The Peruvian constitution allows presidents to dissolve Congress and call for elections if the Congress fails twice to give the administration a vote of confidence. Since Congress first denied it to Pedro Pablo Kuczynsky, the President elected in 2016 to whom Vizcarra served as Vice President, a denial of confidence on Vizcarra’s cabinet gave him the constitutional right to dissolve Congress.
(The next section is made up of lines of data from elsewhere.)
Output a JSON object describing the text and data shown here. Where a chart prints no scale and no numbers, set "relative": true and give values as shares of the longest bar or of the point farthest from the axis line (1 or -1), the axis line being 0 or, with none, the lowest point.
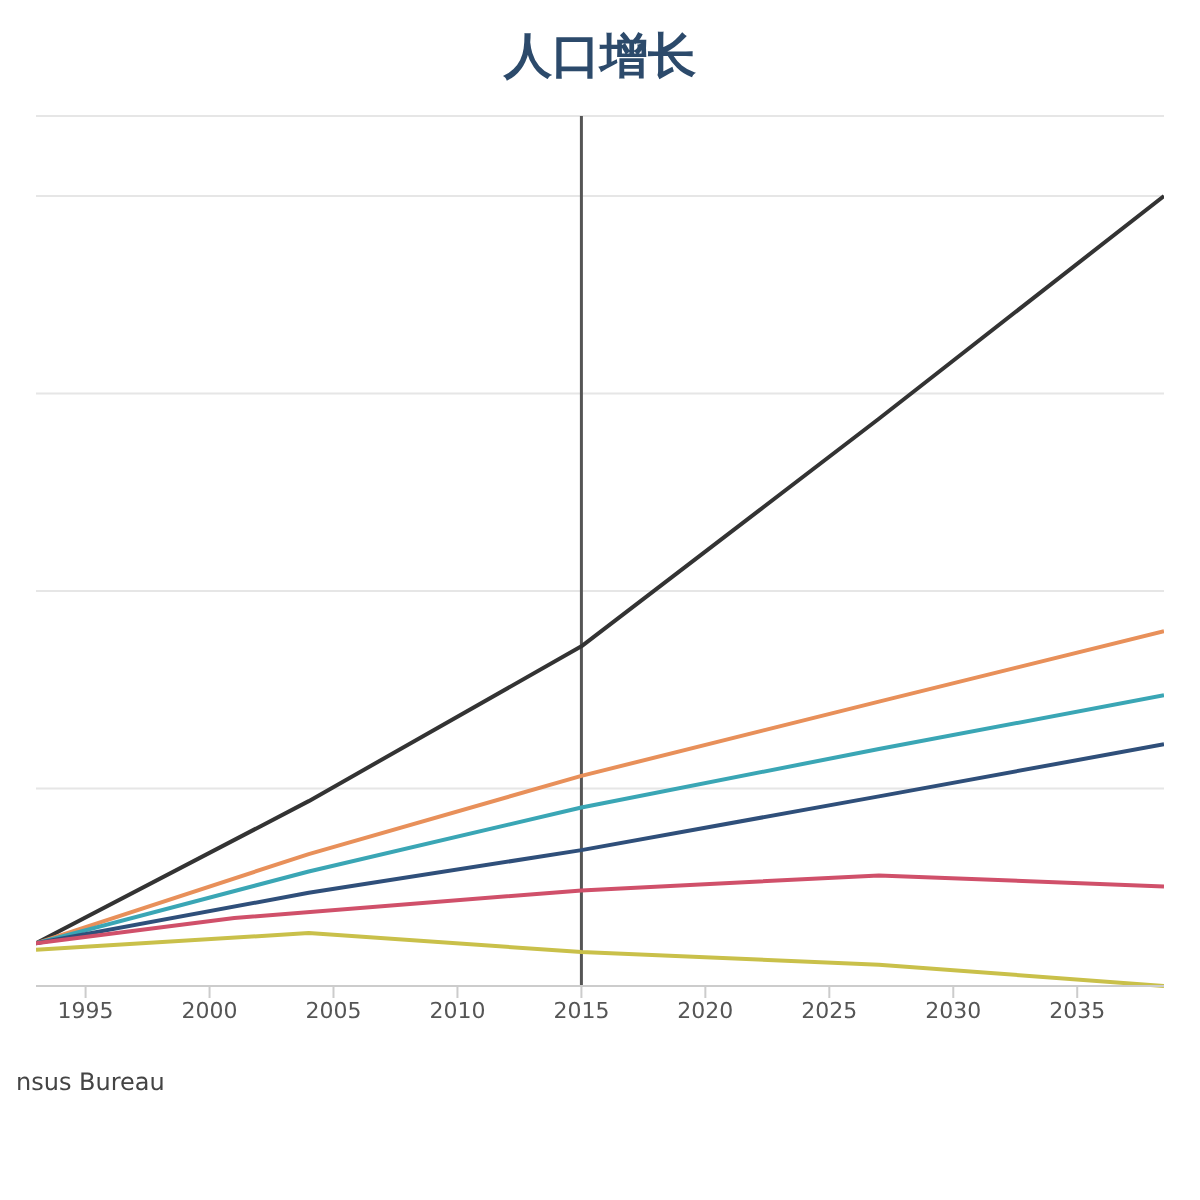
{
  "chart_data": {
    "type": "line",
    "title": "人口增长",
    "relative": true,
    "xlim": [
      1993,
      2038.5
    ],
    "xticks": [
      1995,
      2000,
      2005,
      2010,
      2015,
      2020,
      2025,
      2030,
      2035
    ],
    "grid": "y",
    "marker": "none",
    "line_style": "solid",
    "legend": false,
    "series": [
      {
        "color": "#333333",
        "x": [
          1993,
          2004,
          2015,
          2027,
          2038.5
        ],
        "values": [
          0.054,
          0.234,
          0.43,
          0.718,
          1.0
        ]
      },
      {
        "color": "#e8905a",
        "x": [
          1993,
          2004,
          2015,
          2027,
          2038.5
        ],
        "values": [
          0.054,
          0.167,
          0.266,
          0.36,
          0.449
        ]
      },
      {
        "color": "#3aa6b5",
        "x": [
          1993,
          2004,
          2015,
          2027,
          2038.5
        ],
        "values": [
          0.054,
          0.145,
          0.226,
          0.3,
          0.368
        ]
      },
      {
        "color": "#2f4f7a",
        "x": [
          1993,
          2004,
          2015,
          2027,
          2038.5
        ],
        "values": [
          0.054,
          0.118,
          0.172,
          0.24,
          0.306
        ]
      },
      {
        "color": "#d0506a",
        "x": [
          1993,
          2001,
          2015,
          2027,
          2038.5
        ],
        "values": [
          0.054,
          0.086,
          0.121,
          0.14,
          0.126
        ]
      },
      {
        "color": "#c9c04a",
        "x": [
          1993,
          2004,
          2015,
          2027,
          2038.5
        ],
        "values": [
          0.046,
          0.067,
          0.043,
          0.027,
          0
        ]
      }
    ],
    "ref_lines": [
      {
        "axis": "x",
        "value": 2015,
        "color": "#555555"
      }
    ],
    "annotations": [
      "nsus Bureau"
    ]
  }
}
Upon President Vizcarra’s supposed suspension, Congress moved to recognize Vice President Mercedez Aráoz as President of the country, further escalating the country’s uncertainty. For all of Tuesday, Peru had two presidents; Aráoz recognized by the legislative branch, while Vizcarra was recognized by the Armed Forces, National Police, and the majority of Peruvians. With uncertainty in the air, Congress called for the Organization of American States (OAS) to invoke the Democratic Charter and help oversee elections. However, the OAS ruled that the legality of President Vizcarra’s actions remains up to the country’s Constitutional Tribunal, over which tensions escalated in the first place.
The Guardian reported that according to Vizcarra, the catalyst was “Congress’ appointment on Monday of a new member to the top court, the constitutional tribunal, which would be the likely referee in a legal dispute between Congress and the government.” Out of the seven potential nominees, six were tied-up with corruption scandals.
By Tuesday night, Aráoz had resigned from the Vice Presidency and Interim presidency on a Tweet.
The main opposition to the dissolution came from the actual Congress, specifically right-wing congress who refused to leave the building in a show of resistance to the President on Monday night. Accusing him of being a “dictator,” Congress did not recognize President Vizcarra’s authority or legitimacy as leader of the country.
Despite the abrasive measures, the Peruvian public has largely supported President Vizcarra’s decision to dissolve Congress. Fed up with the high rates of corruption, current opinion polls show that Peruvians are behind the president. Demonstrators agitated outside Congress doors in support of the President’s actions, many with signs encouraging the dissolution.
Peru has not seen such a level of political instability since Alberto Fujimori’s self-coup and the re-establishment of democracy at the turn of the century. With the backing of the military, Fujimori dissolved Congress, suspended civil liberties, and started ruling by decree. Fujimori then went on to commit multiple violations of human rights and liberties, and was eventually arrested on corruption charges and human rights violations in 2005. His daughter, Keiko Fujimori, became the leader of the Fujimorista party Fuerza Popular (Popular Force) and ran for the presidency in 2016 against Pedro Pablo Kuczynsky. Kuzcynski was elected president and was in office until March of 2013, when he resigned from office amid corruption scandals with Brasilian firm Odebrecht.
Peru’s recent political history is filled with corruption; the last 4 Presidents of the nation all have been charged with corruption charges and at least two of them are in jail.
Due to the term limits established in the Constitution, Vizcarra cannot run for re-election in the 2021 Presidential elections. With no viable option for Vizcarra, and opposition leader Keiko Fujimori in pre-trial detention on corruption charges, analysts say the election of anti-establishment candidates is even more likely.
There is a calm after the storm on Peruvian politics, and Parliamentary elections are scheduled for January 26, 2020. Until then, a caretaker commission of 27 lawmakers headed by the President of the Congress Paulo Olachea will preside over national policies. President Vizcarra swore in his new ministerial cabinet this Thursday afternoon.